Destructive APT-like wiper malware spreads wide in 2022

Analysing wiper malware data reveals a trend of cyber adversaries consistently using destructive attack techniques against their targets. It also shows that with the lack of borders on the Internet, cyber adversaries can easily scale these types of attacks, which have been largely enabled by the Cybercrime-as-a-Service (CaaS) model.

In early 2022, FortiGuard Labs reported the presence of several new wipers in parallel with the Russia-Ukraine war. Later in the year, wiper malware expanded into other countries, fuelling a 53% increase in wiper activity from Q3 to Q4 alone. While some of this activity was enabled by wiper malware that may have been initially developed and deployed by nation-state actors surrounding the war, it is being picked up by cybercriminal groups and is spreading beyond just Europe. Unfortunately, the trajectory of destructive wiper malware does not appear to be slowing any time soon based on the activity volume seen in Q4, which means any organisation remains a potential target, not just organisations based in Ukraine or surrounding countries.

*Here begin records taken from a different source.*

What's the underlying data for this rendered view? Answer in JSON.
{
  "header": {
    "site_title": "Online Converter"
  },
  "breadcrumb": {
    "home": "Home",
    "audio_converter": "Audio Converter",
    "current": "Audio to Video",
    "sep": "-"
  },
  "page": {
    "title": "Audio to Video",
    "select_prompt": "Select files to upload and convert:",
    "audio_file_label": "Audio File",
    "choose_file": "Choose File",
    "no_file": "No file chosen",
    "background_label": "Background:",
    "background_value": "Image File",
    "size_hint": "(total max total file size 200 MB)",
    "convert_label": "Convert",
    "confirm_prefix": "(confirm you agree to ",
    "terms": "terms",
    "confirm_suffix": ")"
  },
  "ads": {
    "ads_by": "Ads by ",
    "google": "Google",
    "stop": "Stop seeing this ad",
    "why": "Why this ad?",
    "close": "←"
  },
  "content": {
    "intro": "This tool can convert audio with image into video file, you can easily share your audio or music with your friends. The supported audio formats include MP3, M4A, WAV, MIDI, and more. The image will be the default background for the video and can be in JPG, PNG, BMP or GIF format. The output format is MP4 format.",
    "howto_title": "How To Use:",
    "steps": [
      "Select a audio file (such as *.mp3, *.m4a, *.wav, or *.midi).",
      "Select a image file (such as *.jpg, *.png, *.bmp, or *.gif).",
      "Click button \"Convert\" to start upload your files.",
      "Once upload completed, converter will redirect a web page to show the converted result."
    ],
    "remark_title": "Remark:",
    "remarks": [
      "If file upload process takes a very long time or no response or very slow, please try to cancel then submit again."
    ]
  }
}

“For cyber adversaries, maintaining access and evading detection is no small feat as cyber defences continue to advance to protect organisations today,” said Derek Manky, Chief Security Strategist & Global VP Threat Intelligence, FortiGuard Labs. “To counter, adversaries are augmenting with more reconnaissance techniques and deploying more sophisticated attack alternatives to enable their destructive attempts with APT-like threat methods such as wiper malware or other advanced payloads. To protect against these advanced persistent cybercrime tactics, organisations need to focus on enabling Machine Learning–driven coordinated and actionable threat intelligence in real time across all security devices to detect suspicious actions and initiate coordinated mitigation across the extended attack surface.”

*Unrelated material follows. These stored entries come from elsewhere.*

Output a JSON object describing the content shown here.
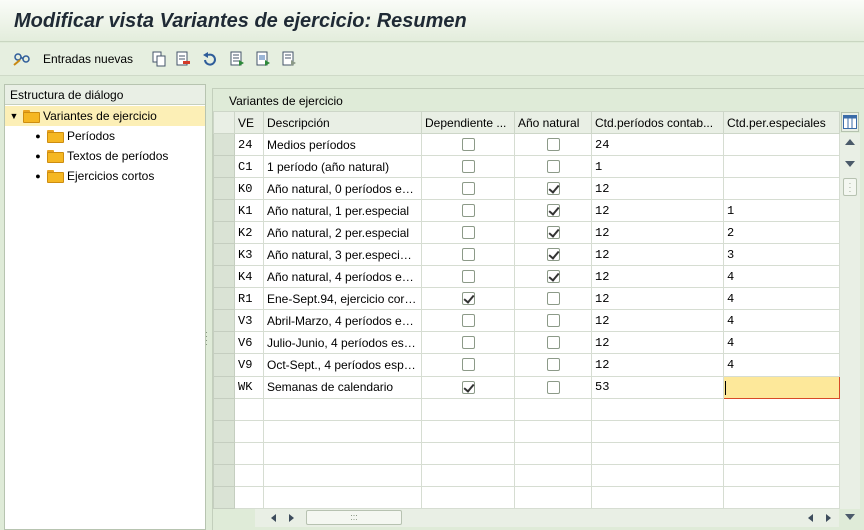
{
  "title": "Modificar vista Variantes de ejercicio: Resumen",
  "toolbar": {
    "new_entries_label": "Entradas nuevas",
    "icons": [
      "glasses-icon",
      "copy-icon",
      "delete-icon",
      "undo-icon",
      "select-all-icon",
      "select-block-icon",
      "deselect-all-icon"
    ]
  },
  "left_panel": {
    "header": "Estructura de diálogo",
    "root": "Variantes de ejercicio",
    "children": [
      "Períodos",
      "Textos de períodos",
      "Ejercicios cortos"
    ]
  },
  "table": {
    "caption": "Variantes de ejercicio",
    "headers": [
      "VE",
      "Descripción",
      "Dependiente ...",
      "Año natural",
      "Ctd.períodos contab...",
      "Ctd.per.especiales"
    ],
    "rows": [
      {
        "ve": "24",
        "desc": "Medios períodos",
        "dep": false,
        "anio": false,
        "ctd": "24",
        "esp": ""
      },
      {
        "ve": "C1",
        "desc": "1 período (año natural)",
        "dep": false,
        "anio": false,
        "ctd": "1",
        "esp": ""
      },
      {
        "ve": "K0",
        "desc": "Año natural, 0 períodos e…",
        "dep": false,
        "anio": true,
        "ctd": "12",
        "esp": ""
      },
      {
        "ve": "K1",
        "desc": "Año natural, 1 per.especial",
        "dep": false,
        "anio": true,
        "ctd": "12",
        "esp": "1"
      },
      {
        "ve": "K2",
        "desc": "Año natural, 2 per.especial",
        "dep": false,
        "anio": true,
        "ctd": "12",
        "esp": "2"
      },
      {
        "ve": "K3",
        "desc": "Año natural, 3 per.especi…",
        "dep": false,
        "anio": true,
        "ctd": "12",
        "esp": "3"
      },
      {
        "ve": "K4",
        "desc": "Año natural, 4 períodos e…",
        "dep": false,
        "anio": true,
        "ctd": "12",
        "esp": "4"
      },
      {
        "ve": "R1",
        "desc": "Ene-Sept.94, ejercicio cor…",
        "dep": true,
        "anio": false,
        "ctd": "12",
        "esp": "4"
      },
      {
        "ve": "V3",
        "desc": "Abril-Marzo, 4 períodos e…",
        "dep": false,
        "anio": false,
        "ctd": "12",
        "esp": "4"
      },
      {
        "ve": "V6",
        "desc": "Julio-Junio, 4 períodos es…",
        "dep": false,
        "anio": false,
        "ctd": "12",
        "esp": "4"
      },
      {
        "ve": "V9",
        "desc": "Oct-Sept., 4 períodos esp…",
        "dep": false,
        "anio": false,
        "ctd": "12",
        "esp": "4"
      },
      {
        "ve": "WK",
        "desc": "Semanas de calendario",
        "dep": true,
        "anio": false,
        "ctd": "53",
        "esp": ""
      }
    ],
    "empty_rows": 5,
    "focused_cell": "Ctd.per.especiales / WK"
  },
  "colors": {
    "accent": "#dfebd8",
    "folder": "#f5b722",
    "focus": "#fde89a"
  }
}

This latest Global Threat Landscape Report is a view representing the collective intelligence of FortiGuard Labs, drawn from Fortinet’s vast array of sensors collecting billions of threat events observed around the world during the second half of 2022. Using the MITRE ATT&CK framework, which classifies adversary tactics, techniques and procedures (TTPs), the FortiGuard Labs Global Threat Landscape Report sets out to describe how threat actors target vulnerabilities, build malicious infrastructure and exploit their targets. The report also covers global and regional perspectives as well as threat trends affecting both IT and OT environments.